The Intergovernmental Panel on Climate Change (IPCC) emphasizes achieving net-zero greenhouse gas (GHG) emissions by 2050 to limit global warming. Natural climate solutions, such as protecting and restoring wetlands, are gaining prominence. Wetlands, however, present a complex relationship with climate change; they sequester atmospheric CO₂, acting as carbon sinks, but also release CH₄, a potent greenhouse gas. This duality makes it crucial to accurately assess their net climate impact. Inland wetlands are categorized into peatlands (thick organic matter accumulation) and mineral soil wetlands (thinner organic matter layer).
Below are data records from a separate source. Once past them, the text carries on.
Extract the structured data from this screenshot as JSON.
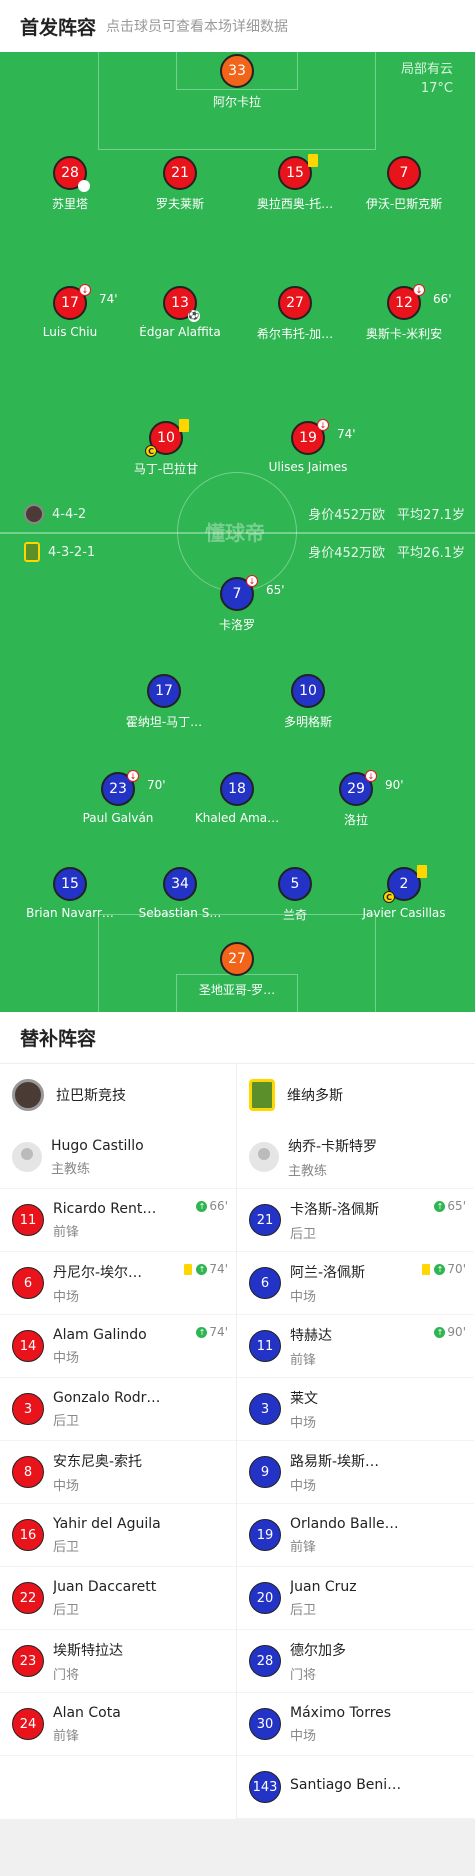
{
  "header": {
    "title": "首发阵容",
    "subtitle": "点击球员可查看本场详细数据"
  },
  "weather": {
    "line1": "局部有云",
    "line2": "17°C"
  },
  "watermark": "懂球帝",
  "home_form": {
    "formation": "4-4-2",
    "value": "身价452万欧",
    "avg_age": "平均27.1岁"
  },
  "away_form": {
    "formation": "4-3-2-1",
    "value": "身价452万欧",
    "avg_age": "平均26.1岁"
  },
  "home_players": {
    "gk": {
      "number": "33",
      "name": "阿尔卡拉"
    },
    "d1": {
      "number": "28",
      "name": "苏里塔"
    },
    "d2": {
      "number": "21",
      "name": "罗夫莱斯"
    },
    "d3": {
      "number": "15",
      "name": "奥拉西奥-托…"
    },
    "d4": {
      "number": "7",
      "name": "伊沃-巴斯克斯"
    },
    "m1": {
      "number": "17",
      "name": "Luis Chiu",
      "minute": "74'"
    },
    "m2": {
      "number": "13",
      "name": "Édgar Alaffita"
    },
    "m3": {
      "number": "27",
      "name": "希尔韦托-加…"
    },
    "m4": {
      "number": "12",
      "name": "奥斯卡-米利安",
      "minute": "66'"
    },
    "f1": {
      "number": "10",
      "name": "马丁-巴拉甘"
    },
    "f2": {
      "number": "19",
      "name": "Ulises Jaimes",
      "minute": "74'"
    }
  },
  "away_players": {
    "f1": {
      "number": "7",
      "name": "卡洛罗",
      "minute": "65'"
    },
    "am1": {
      "number": "17",
      "name": "霍纳坦-马丁…"
    },
    "am2": {
      "number": "10",
      "name": "多明格斯"
    },
    "m1": {
      "number": "23",
      "name": "Paul Galván",
      "minute": "70'"
    },
    "m2": {
      "number": "18",
      "name": "Khaled Ama…"
    },
    "m3": {
      "number": "29",
      "name": "洛拉",
      "minute": "90'"
    },
    "d1": {
      "number": "15",
      "name": "Brian Navarr…"
    },
    "d2": {
      "number": "34",
      "name": "Sebastian S…"
    },
    "d3": {
      "number": "5",
      "name": "兰奇"
    },
    "d4": {
      "number": "2",
      "name": "Javier Casillas"
    },
    "gk": {
      "number": "27",
      "name": "圣地亚哥-罗…"
    }
  },
  "subs": {
    "title": "替补阵容",
    "home": {
      "team_name": "拉巴斯竞技",
      "coach": {
        "name": "Hugo Castillo",
        "role": "主教练"
      },
      "players": [
        {
          "number": "11",
          "name": "Ricardo Rent…",
          "pos": "前锋",
          "minute": "66'"
        },
        {
          "number": "6",
          "name": "丹尼尔-埃尔…",
          "pos": "中场",
          "minute": "74'"
        },
        {
          "number": "14",
          "name": "Alam Galindo",
          "pos": "中场",
          "minute": "74'"
        },
        {
          "number": "3",
          "name": "Gonzalo Rodr…",
          "pos": "后卫"
        },
        {
          "number": "8",
          "name": "安东尼奥-索托",
          "pos": "中场"
        },
        {
          "number": "16",
          "name": "Yahir del Aguila",
          "pos": "后卫"
        },
        {
          "number": "22",
          "name": "Juan Daccarett",
          "pos": "后卫"
        },
        {
          "number": "23",
          "name": "埃斯特拉达",
          "pos": "门将"
        },
        {
          "number": "24",
          "name": "Alan Cota",
          "pos": "前锋"
        }
      ]
    },
    "away": {
      "team_name": "维纳多斯",
      "coach": {
        "name": "纳乔-卡斯特罗",
        "role": "主教练"
      },
      "players": [
        {
          "number": "21",
          "name": "卡洛斯-洛佩斯",
          "pos": "后卫",
          "minute": "65'"
        },
        {
          "number": "6",
          "name": "阿兰-洛佩斯",
          "pos": "中场",
          "minute": "70'"
        },
        {
          "number": "11",
          "name": "特赫达",
          "pos": "前锋",
          "minute": "90'"
        },
        {
          "number": "3",
          "name": "莱文",
          "pos": "中场"
        },
        {
          "number": "9",
          "name": "路易斯-埃斯…",
          "pos": "中场"
        },
        {
          "number": "19",
          "name": "Orlando Balle…",
          "pos": "前锋"
        },
        {
          "number": "20",
          "name": "Juan Cruz",
          "pos": "后卫"
        },
        {
          "number": "28",
          "name": "德尔加多",
          "pos": "门将"
        },
        {
          "number": "30",
          "name": "Máximo Torres",
          "pos": "中场"
        },
        {
          "number": "143",
          "name": "Santiago Beni…",
          "pos": ""
        }
      ]
    }
  }
}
While mineral soil wetlands accumulate less organic matter, their anaerobic conditions still promote CO₂ sequestration. However, these same conditions also lead to significant CH₄ emissions. Human alterations of wetlands, such as drainage and restoration, introduce further uncertainty into their GHG fluxes. This research seeks to understand how wetland conservation and restoration affect CO₂ and CH₄ emissions, ultimately determining their effectiveness as natural climate solutions in achieving mid-century climate targets. Accurate assessment requires comparing CO₂ and CH₄ fluxes using appropriate CO₂-e.q. metrics. The commonly used Global Warming Potential (GWP) metric, while adopted in international climate policy, has limitations. It assumes pulse emissions and doesn't fully account for the differences in the climate impact mechanisms of long-lived (CO₂) and short-lived (CH₄) climate pollutants. Alternative metrics like sustained-flux GWP (SGWP) and GWP* have been developed to address these shortcomings.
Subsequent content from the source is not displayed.